Buying a bag - (from the video) "not about getting there but arriving".... "they compliment the lifestyle."

Well obviously there's a lot of jetsetting photographers making big bank nowadays. We gotta look good traveling the world in our private jets, shooting supermodels and exotic landscapes.

I've got to say that although Lowepro is a big company in camera bag industries, I find that their dividers are the worst I've seen. Pro Trekker 600AW, Pro Roller X300AW, Stealth Reporter D200. With all of those bags I've had lots of issues with dividers as the velcro isn't strong enough. Also the padding is quite thin, especially with the new 'Maxifit' dividers which has got a weaker velcros.

I've to say that I'm not a brand loyal or brand fan but I think ThinkTank Photo has done it right. I like that all of the dividers are covered with the velcro so you can attach other pads to it.
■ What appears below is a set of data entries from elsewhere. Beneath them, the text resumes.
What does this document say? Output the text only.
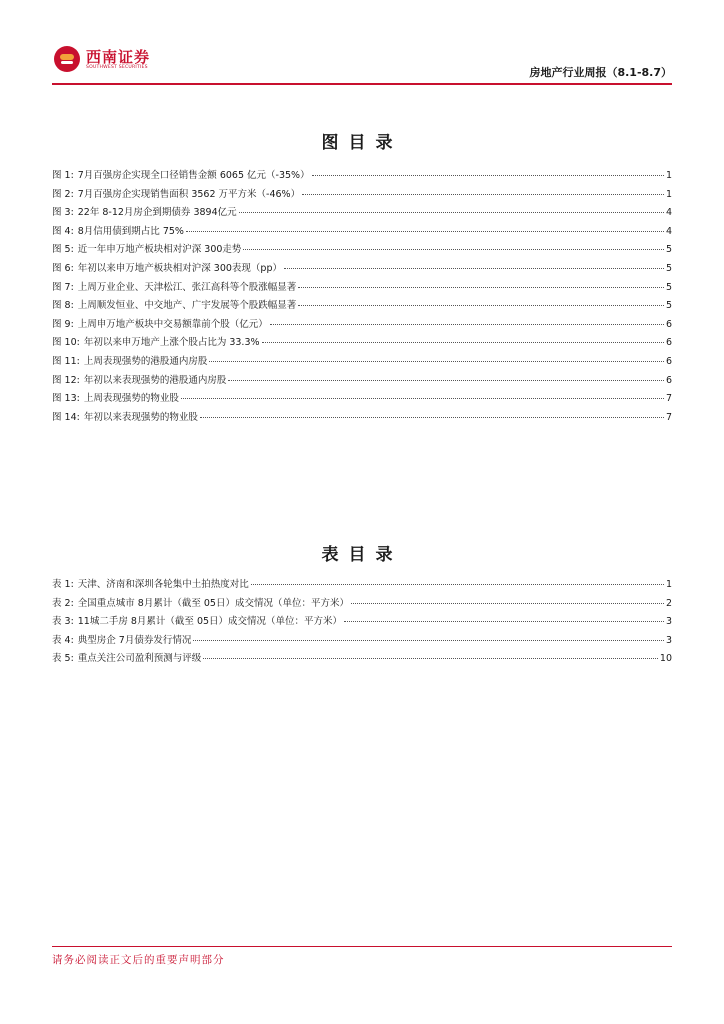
西南证券
SOUTHWEST SECURITIES	房地产行业周报（8.1-8.7）
图目录
图 1: 7月百强房企实现全口径销售金额 6065 亿元（-35%）	1
图 2: 7月百强房企实现销售面积 3562 万平方米（-46%）	1
图 3: 22年 8-12月房企到期债券 3894亿元	4
图 4: 8月信用债到期占比 75%	4
图 5: 近一年申万地产板块相对沪深 300走势	5
图 6: 年初以来申万地产板块相对沪深 300表现（pp）	5
图 7: 上周万业企业、天津松江、张江高科等个股涨幅显著	5
图 8: 上周顺发恒业、中交地产、广宇发展等个股跌幅显著	5
图 9: 上周申万地产板块中交易额靠前个股（亿元）	6
图 10: 年初以来申万地产上涨个股占比为 33.3%	6
图 11: 上周表现强势的港股通内房股	6
图 12: 年初以来表现强势的港股通内房股	6
图 13: 上周表现强势的物业股	7
图 14: 年初以来表现强势的物业股	7
表目录
表 1: 天津、济南和深圳各轮集中土拍热度对比	1
表 2: 全国重点城市 8月累计（截至 05日）成交情况（单位：平方米）	2
表 3: 11城二手房 8月累计（截至 05日）成交情况（单位：平方米）	3
表 4: 典型房企 7月债券发行情况	3
表 5: 重点关注公司盈利预测与评级	10
请务必阅读正文后的重要声明部分
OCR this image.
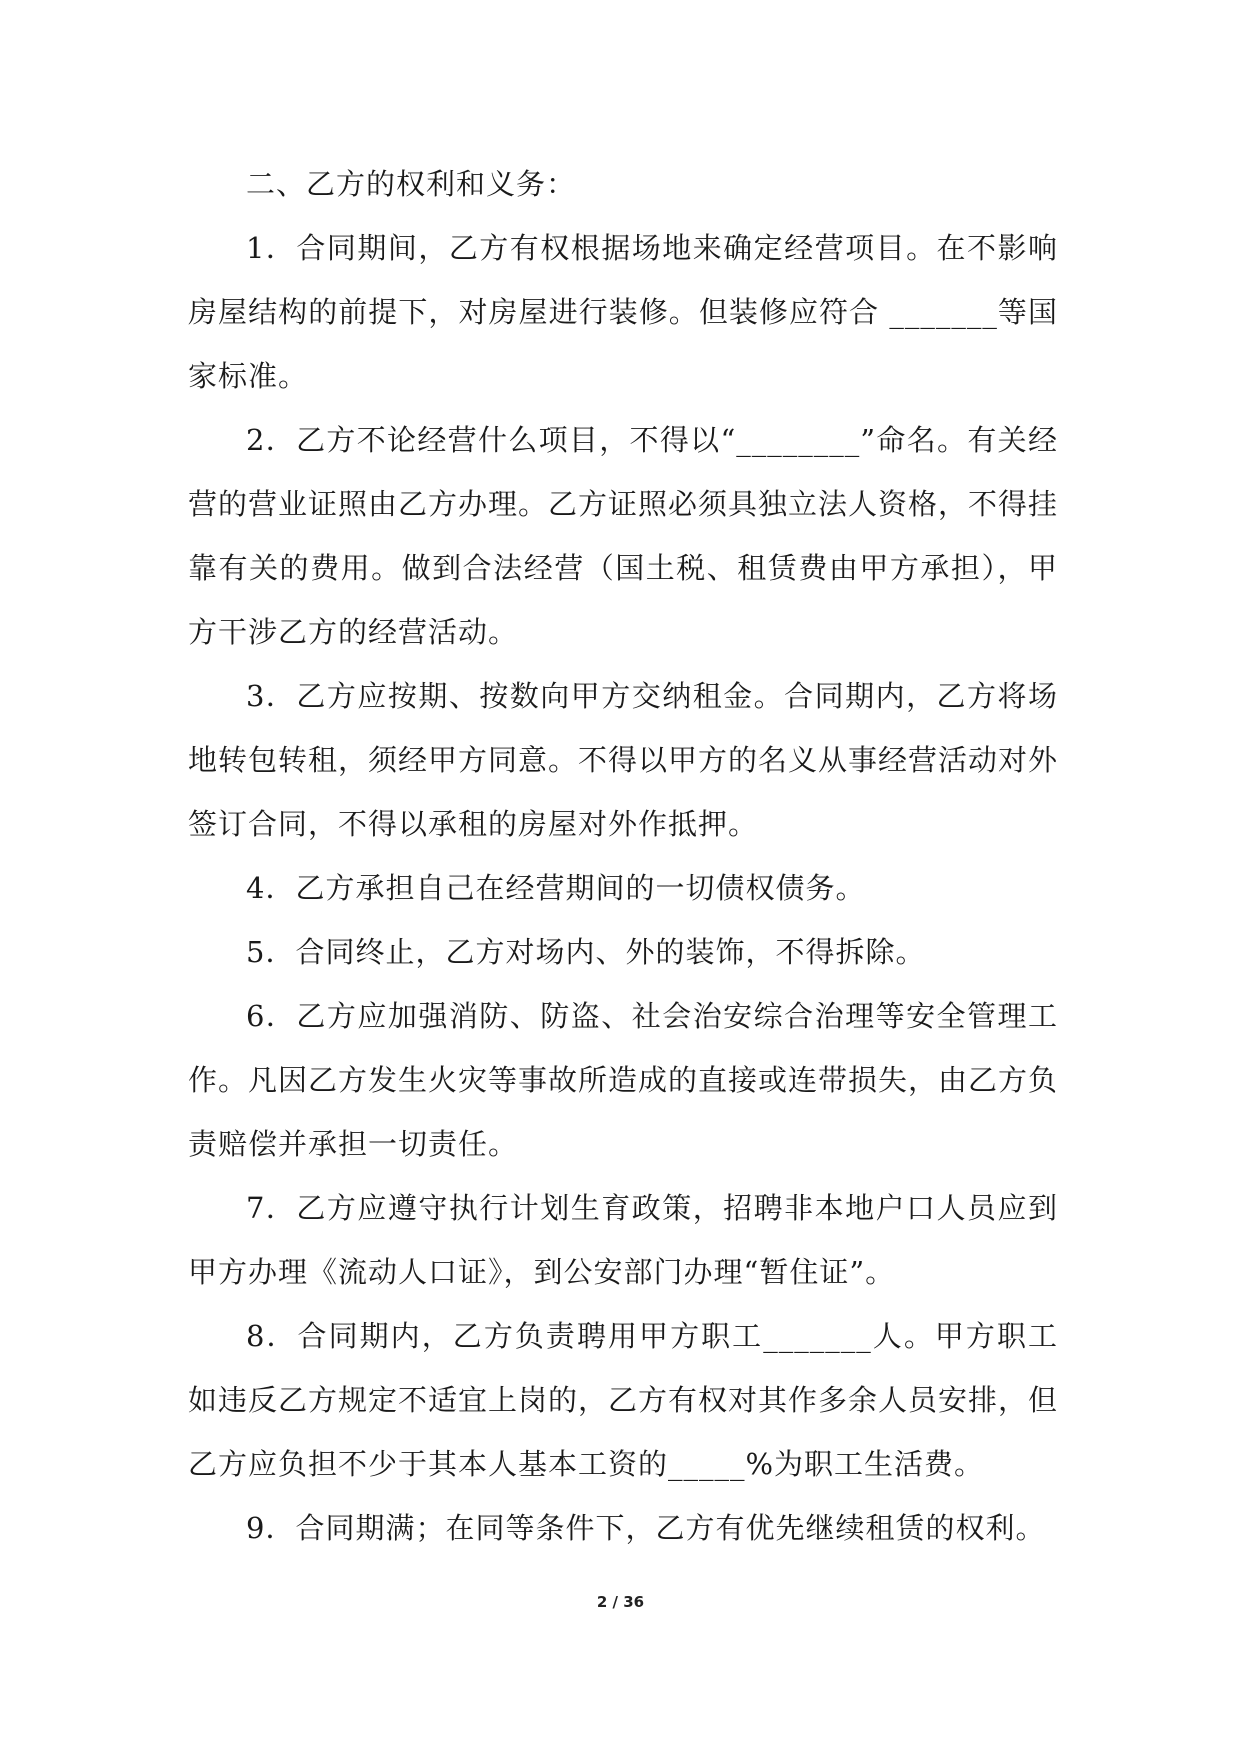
二、乙方的权利和义务：

1．合同期间，乙方有权根据场地来确定经营项目。在不影响房屋结构的前提下，对房屋进行装修。但装修应符合 _______等国家标准。

2．乙方不论经营什么项目，不得以“________”命名。有关经营的营业证照由乙方办理。乙方证照必须具独立法人资格，不得挂靠有关的费用。做到合法经营（国土税、租赁费由甲方承担），甲方干涉乙方的经营活动。

3．乙方应按期、按数向甲方交纳租金。合同期内，乙方将场地转包转租，须经甲方同意。不得以甲方的名义从事经营活动对外签订合同，不得以承租的房屋对外作抵押。

4．乙方承担自己在经营期间的一切债权债务。

5．合同终止，乙方对场内、外的装饰，不得拆除。

6．乙方应加强消防、防盗、社会治安综合治理等安全管理工作。凡因乙方发生火灾等事故所造成的直接或连带损失，由乙方负责赔偿并承担一切责任。

7．乙方应遵守执行计划生育政策，招聘非本地户口人员应到甲方办理《流动人口证》，到公安部门办理“暂住证”。

8．合同期内，乙方负责聘用甲方职工_______人。甲方职工如违反乙方规定不适宜上岗的，乙方有权对其作多余人员安排，但乙方应负担不少于其本人基本工资的_____%为职工生活费。

9．合同期满；在同等条件下，乙方有优先继续租赁的权利。

2 / 36
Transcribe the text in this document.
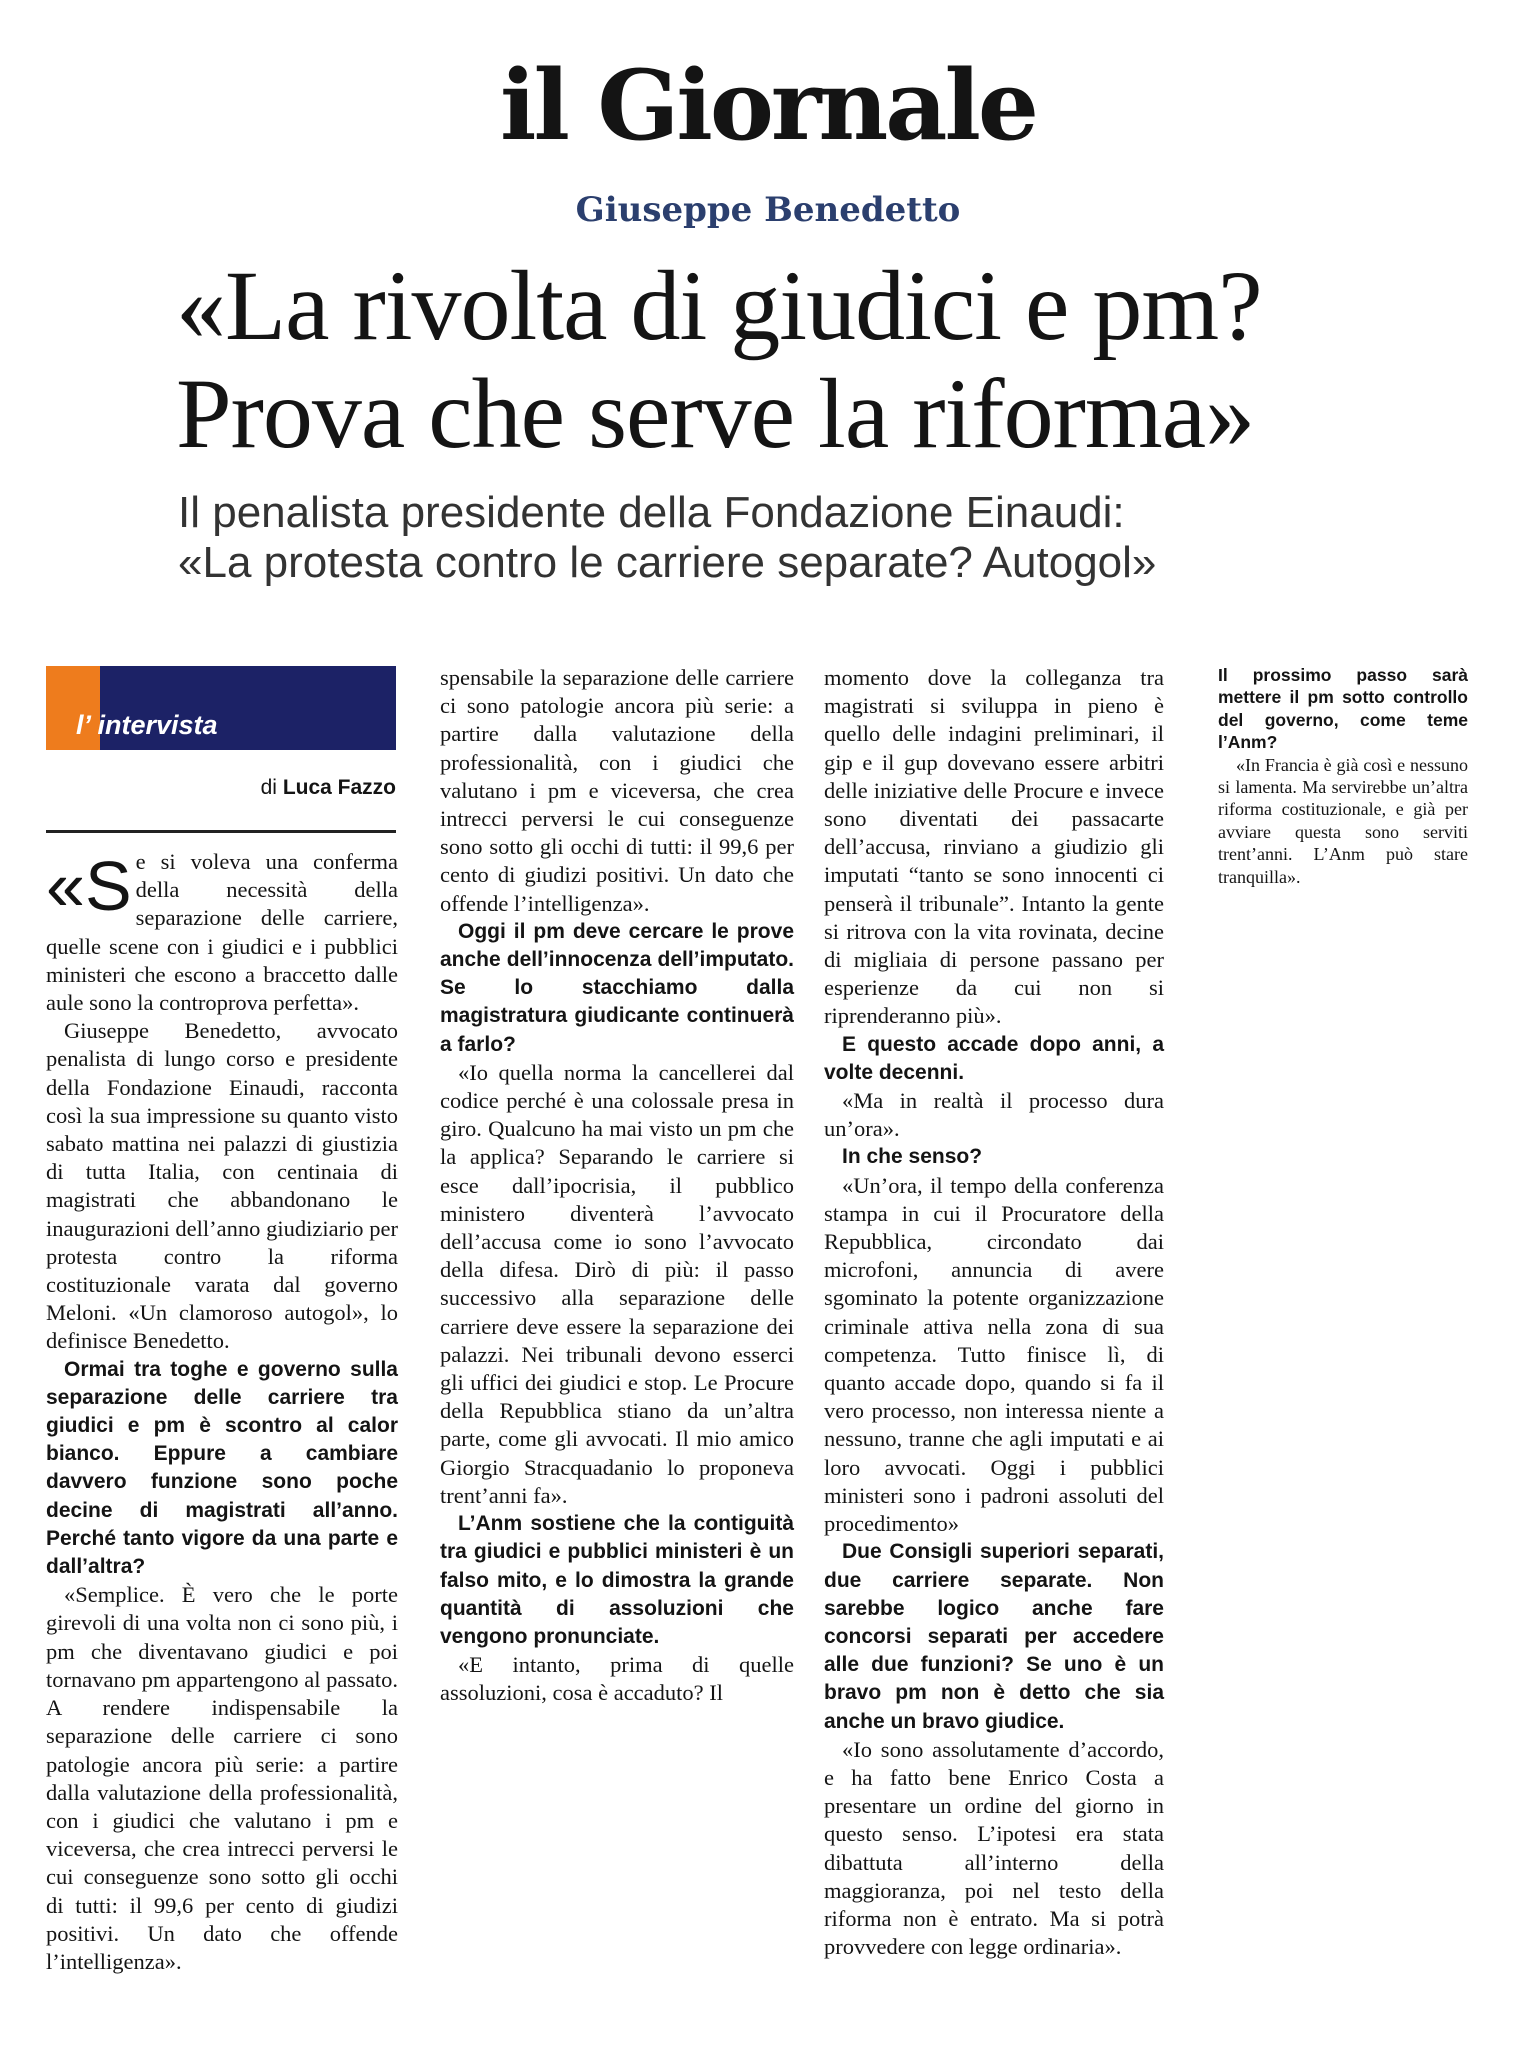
il Giornale
Giuseppe Benedetto
«La rivolta di giudici e pm?
Prova che serve la riforma»
Il penalista presidente della Fondazione Einaudi:
«La protesta contro le carriere separate? Autogol»
l’ intervista
di Luca Fazzo

«S e si voleva una conferma della necessità della separazione delle carriere, quelle scene con i giudici e i pubblici ministeri che escono a braccetto dalle aule sono la controprova perfetta».

Giuseppe Benedetto, avvocato penalista di lungo corso e presidente della Fondazione Einaudi, racconta così la sua impressione su quanto visto sabato mattina nei palazzi di giustizia di tutta Italia, con centinaia di magistrati che abbandonano le inaugurazioni dell’anno giudiziario per protesta contro la riforma costituzionale varata dal governo Meloni. «Un clamoroso autogol», lo definisce Benedetto.

Ormai tra toghe e governo sulla separazione delle carriere tra giudici e pm è scontro al calor bianco. Eppure a cambiare davvero funzione sono poche decine di magistrati all’anno. Perché tanto vigore da una parte e dall’altra?

«Semplice. È vero che le porte girevoli di una volta non ci sono più, i pm che diventavano giudici e poi tornavano pm appartengono al passato. A rendere indispensabile la separazione delle carriere ci sono patologie ancora più serie: a partire dalla valutazione della professionalità, con i giudici che valutano i pm e viceversa, che crea intrecci perversi le cui conseguenze sono sotto gli occhi di tutti: il 99,6 per cento di giudizi positivi. Un dato che offende l’intelligenza».

spensabile la separazione delle carriere ci sono patologie ancora più serie: a partire dalla valutazione della professionalità, con i giudici che valutano i pm e viceversa, che crea intrecci perversi le cui conseguenze sono sotto gli occhi di tutti: il 99,6 per cento di giudizi positivi. Un dato che offende l’intelligenza».

Oggi il pm deve cercare le prove anche dell’innocenza dell’imputato. Se lo stacchiamo dalla magistratura giudicante continuerà a farlo?

«Io quella norma la cancellerei dal codice perché è una colossale presa in giro. Qualcuno ha mai visto un pm che la applica? Separando le carriere si esce dall’ipocrisia, il pubblico ministero diventerà l’avvocato dell’accusa come io sono l’avvocato della difesa. Dirò di più: il passo successivo alla separazione delle carriere deve essere la separazione dei palazzi. Nei tribunali devono esserci gli uffici dei giudici e stop. Le Procure della Repubblica stiano da un’altra parte, come gli avvocati. Il mio amico Giorgio Stracquadanio lo proponeva trent’anni fa».

L’Anm sostiene che la contiguità tra giudici e pubblici ministeri è un falso mito, e lo dimostra la grande quantità di assoluzioni che vengono pronunciate.

«E intanto, prima di quelle assoluzioni, cosa è accaduto? Il

momento dove la colleganza tra magistrati si sviluppa in pieno è quello delle indagini preliminari, il gip e il gup dovevano essere arbitri delle iniziative delle Procure e invece sono diventati dei passacarte dell’accusa, rinviano a giudizio gli imputati “tanto se sono innocenti ci penserà il tribunale”. Intanto la gente si ritrova con la vita rovinata, decine di migliaia di persone passano per esperienze da cui non si riprenderanno più».

E questo accade dopo anni, a volte decenni.

«Ma in realtà il processo dura un’ora».

In che senso?

«Un’ora, il tempo della conferenza stampa in cui il Procuratore della Repubblica, circondato dai microfoni, annuncia di avere sgominato la potente organizzazione criminale attiva nella zona di sua competenza. Tutto finisce lì, di quanto accade dopo, quando si fa il vero processo, non interessa niente a nessuno, tranne che agli imputati e ai loro avvocati. Oggi i pubblici ministeri sono i padroni assoluti del procedimento»

Due Consigli superiori separati, due carriere separate. Non sarebbe logico anche fare concorsi separati per accedere alle due funzioni? Se uno è un bravo pm non è detto che sia anche un bravo giudice.

«Io sono assolutamente d’accordo, e ha fatto bene Enrico Costa a presentare un ordine del giorno in questo senso. L’ipotesi era stata dibattuta all’interno della maggioranza, poi nel testo della riforma non è entrato. Ma si potrà provvedere con legge ordinaria».

Il prossimo passo sarà mettere il pm sotto controllo del governo, come teme l’Anm?

«In Francia è già così e nessuno si lamenta. Ma servirebbe un’altra riforma costituzionale, e già per avviare questa sono serviti trent’anni. L’Anm può stare tranquilla».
This way you can control the interior of the bag far easier than you could with Lowepro.

Sorry about this, I just don't find Lowepro any good. Even when they have this 'luxury models', if they can't get the basic things right in the normal bags, I don't find them doing their job right.

I mean, I WAS gonna get the Hermes photo bag, but I may have to rethink after seeing these!

BTW, it's "its" instead of "it's" (no apostrophe). I'd point out where, but I lost count :-)

My apologies. I had to write this article while mobile, as I was on the showroom floor.
Autocorrect on my phone and tablet took over, and I didn't properly screen it out of haste.

I understand you're a photographer, not a writer, but it would be nice if this site had an editor to proof articles prior to publication.